L’Union européenne est en effet responsable de 39 % de la déforestation importée mondiale : conversion des forêts au profit de l’agriculture et de l’élevage, développement des biocarburants, exploitations minières, grands projets d’infrastructures, etc.

Jean-Luc Bennahmias et Jacques Pasquier, rapporteurs au nom de la section des Affaires européennes et internationales du CESE, ont présenté leur analyse du rôle de l’Union européenne dans la lutte contre la déforestation mondiale et leurs préconisations destinées aux principales parties prenantes européennes traitant des sujets ayant un impact sur la déforestation : politique environnementale, commerciale, climatique et énergétique, mais aussi agricole et industrielle.

Les 16 préconisations de l’avis sont structurées autour de trois axes :

  • renforcer la cohérence des politiques de l’Union européenne contribuant à la lutte contre la déforestation importée ;
  • réformer des filières économiques qui contribuent fortement à la déforestation ;
  • renforcer la coopération avec les États tiers producteurs et les acteurs locaux dans la lutte contre la déforestation, en accompagnant la mise en place d’alternatives économiques.

Le sujet est au cœur des travaux menés actuellement par le CST Forêt.

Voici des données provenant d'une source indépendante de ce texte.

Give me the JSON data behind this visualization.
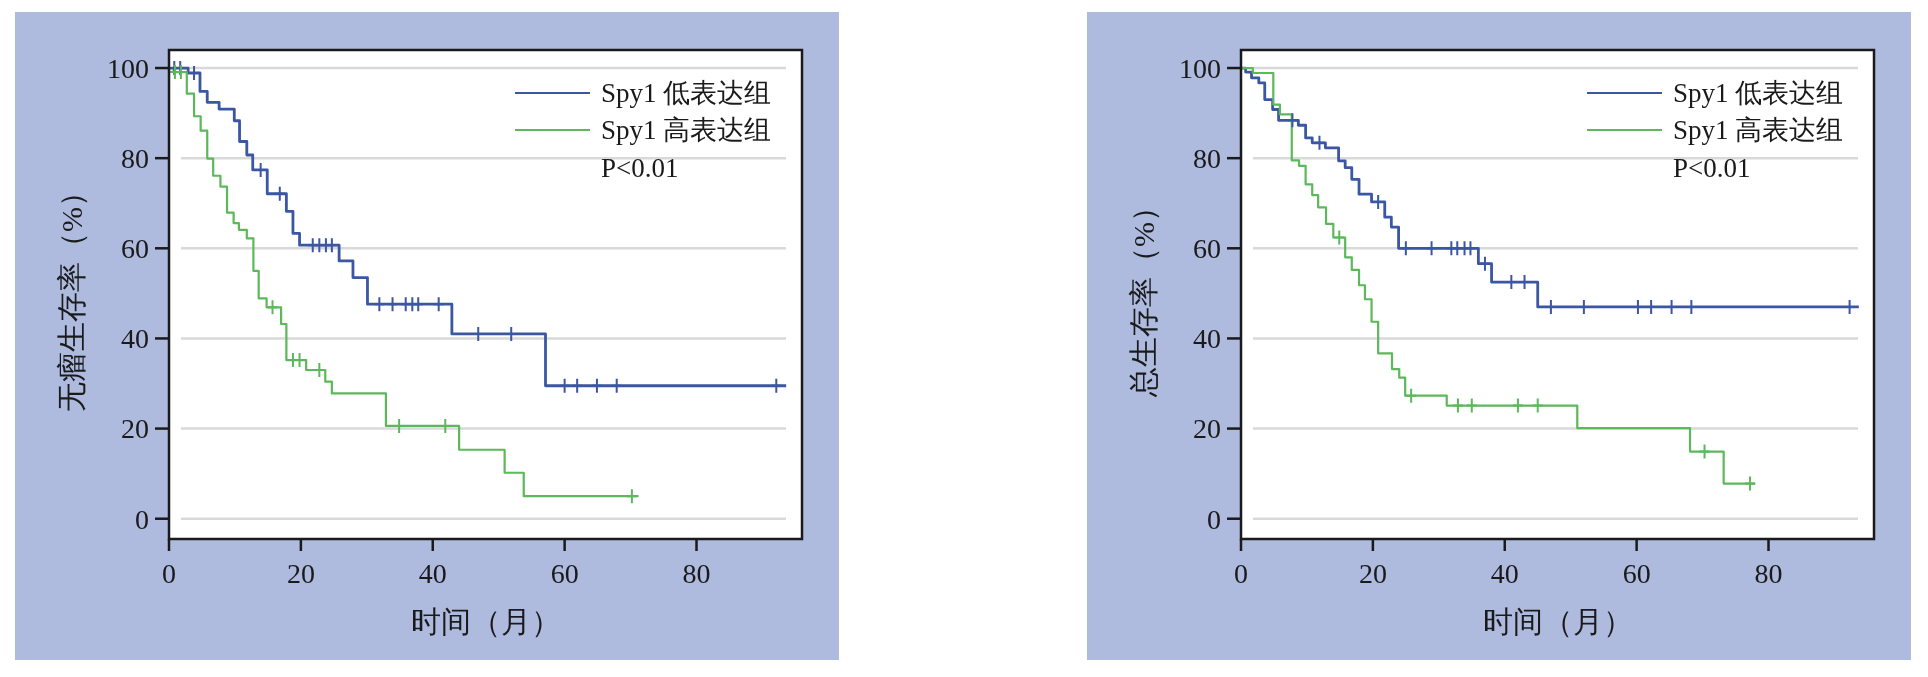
{
  "chart_data": [
    {
      "type": "step",
      "xlabel": "时间（月）",
      "ylabel": "无瘤生存率（%）",
      "xlim": [
        0,
        96
      ],
      "ylim": [
        -4.5,
        104
      ],
      "xticks": [
        0,
        20,
        40,
        60,
        80
      ],
      "yticks": [
        0,
        20,
        40,
        60,
        80,
        100
      ],
      "grid": "y",
      "legend": "top right",
      "annotations": [
        "P<0.01"
      ],
      "series": [
        {
          "name": "Spy1 低表达组",
          "color": "#3b56a2",
          "x": [
            0,
            2.9,
            4.7,
            5.8,
            7.6,
            9.9,
            10.7,
            11.8,
            12.7,
            14.9,
            17.8,
            18.8,
            19.8,
            25.8,
            27.9,
            30.1,
            42.9,
            57.1,
            93.6
          ],
          "values": [
            100,
            98.9,
            94.8,
            92.4,
            90.9,
            88.3,
            83.7,
            80.7,
            77.4,
            72.1,
            68.2,
            63.3,
            60.7,
            57.2,
            53.5,
            47.6,
            41.0,
            29.5,
            29.5
          ]
        },
        {
          "name": "Spy1 高表达组",
          "color": "#5cb85a",
          "x": [
            0,
            0.7,
            2.7,
            3.8,
            4.8,
            5.8,
            6.7,
            7.8,
            8.8,
            9.8,
            10.6,
            11.8,
            12.8,
            13.6,
            14.8,
            17.0,
            17.8,
            20.8,
            23.7,
            24.7,
            32.9,
            44.0,
            50.9,
            53.8,
            71.2
          ],
          "values": [
            100,
            99.1,
            94.3,
            89.3,
            86.1,
            79.9,
            76.1,
            73.7,
            67.9,
            65.6,
            64.1,
            62.2,
            55.0,
            48.9,
            46.9,
            43.2,
            35.2,
            33.0,
            30.4,
            27.8,
            20.6,
            15.3,
            10.2,
            5.0,
            5.0
          ]
        },
        {
          "type": "scatter",
          "marker": "cross",
          "color": "#3b56a2",
          "x": [
            0.8,
            1.7,
            3.8,
            13.9,
            16.8,
            21.8,
            22.8,
            23.8,
            24.7,
            31.9,
            33.9,
            35.9,
            36.9,
            37.8,
            40.9,
            46.9,
            51.9,
            60.0,
            61.9,
            64.9,
            67.9,
            92.1
          ],
          "values": [
            100,
            100,
            98.9,
            77.4,
            72.1,
            60.7,
            60.7,
            60.7,
            60.7,
            47.6,
            47.6,
            47.6,
            47.6,
            47.6,
            47.6,
            41.0,
            41.0,
            29.5,
            29.5,
            29.5,
            29.5,
            29.5
          ]
        },
        {
          "type": "scatter",
          "marker": "cross",
          "color": "#5cb85a",
          "x": [
            0.9,
            1.8,
            15.7,
            18.8,
            19.8,
            22.8,
            34.9,
            41.9,
            70.2
          ],
          "values": [
            99.1,
            99.1,
            46.9,
            35.2,
            35.2,
            33.0,
            20.6,
            20.6,
            5.0
          ]
        }
      ]
    },
    {
      "type": "step",
      "xlabel": "时间（月）",
      "ylabel": "总生存率（%）",
      "xlim": [
        0,
        96
      ],
      "ylim": [
        -4.5,
        104
      ],
      "xticks": [
        0,
        20,
        40,
        60,
        80
      ],
      "yticks": [
        0,
        20,
        40,
        60,
        80,
        100
      ],
      "grid": "y",
      "legend": "top right",
      "annotations": [
        "P<0.01"
      ],
      "series": [
        {
          "name": "Spy1 低表达组",
          "color": "#3b56a2",
          "x": [
            0,
            0.7,
            1.6,
            2.7,
            3.6,
            4.8,
            5.7,
            8.7,
            9.8,
            10.8,
            12.8,
            14.8,
            15.8,
            16.8,
            17.9,
            19.8,
            21.8,
            22.8,
            23.9,
            36.0,
            38.0,
            45.0,
            93.7
          ],
          "values": [
            100,
            99.1,
            97.8,
            96.7,
            93.0,
            90.8,
            88.4,
            87.3,
            84.5,
            83.4,
            82.3,
            79.4,
            77.9,
            75.3,
            72.0,
            70.3,
            66.9,
            64.7,
            60.0,
            56.6,
            52.5,
            47.0,
            47.0
          ]
        },
        {
          "name": "Spy1 高表达组",
          "color": "#5cb85a",
          "x": [
            0,
            1.8,
            4.9,
            5.9,
            7.7,
            8.8,
            9.8,
            10.8,
            11.7,
            12.9,
            14.0,
            15.8,
            16.8,
            17.9,
            18.8,
            19.8,
            20.8,
            22.9,
            24.0,
            24.9,
            31.2,
            51.0,
            68.1,
            73.2,
            78.0
          ],
          "values": [
            100,
            98.9,
            91.9,
            89.7,
            79.5,
            78.3,
            74.2,
            71.8,
            69.1,
            65.4,
            62.4,
            58.0,
            55.2,
            51.8,
            48.7,
            43.7,
            36.7,
            33.2,
            31.3,
            27.3,
            25.1,
            20.1,
            14.9,
            7.8,
            7.8
          ]
        },
        {
          "type": "scatter",
          "marker": "cross",
          "color": "#3b56a2",
          "x": [
            7.8,
            11.9,
            20.8,
            25.0,
            28.9,
            31.9,
            32.8,
            33.9,
            34.8,
            37.0,
            41.0,
            43.0,
            47.0,
            52.0,
            60.2,
            62.2,
            65.3,
            68.3,
            92.3
          ],
          "values": [
            88.4,
            83.4,
            70.3,
            60.0,
            60.0,
            60.0,
            60.0,
            60.0,
            60.0,
            56.6,
            52.5,
            52.5,
            47.0,
            47.0,
            47.0,
            47.0,
            47.0,
            47.0,
            47.0
          ]
        },
        {
          "type": "scatter",
          "marker": "cross",
          "color": "#5cb85a",
          "x": [
            14.9,
            25.8,
            32.9,
            35.0,
            42.0,
            45.0,
            70.3,
            77.2
          ],
          "values": [
            62.4,
            27.3,
            25.1,
            25.1,
            25.1,
            25.1,
            14.9,
            7.8
          ]
        }
      ]
    }
  ]
}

Les mentions de l’agroforesterie et de l’agroécologie font particulièrement écho au fait que les approches territoriales constituent désormais une porte d’entrée privilégiée dans les pays forestiers (approches paysage ou juridictionnelles REDD+). Parmi les autres sujets traités en lien avec les chantiers du Comité : la politique agricole commune (PAC), les agrocarburants et les paiements pour services environnementaux.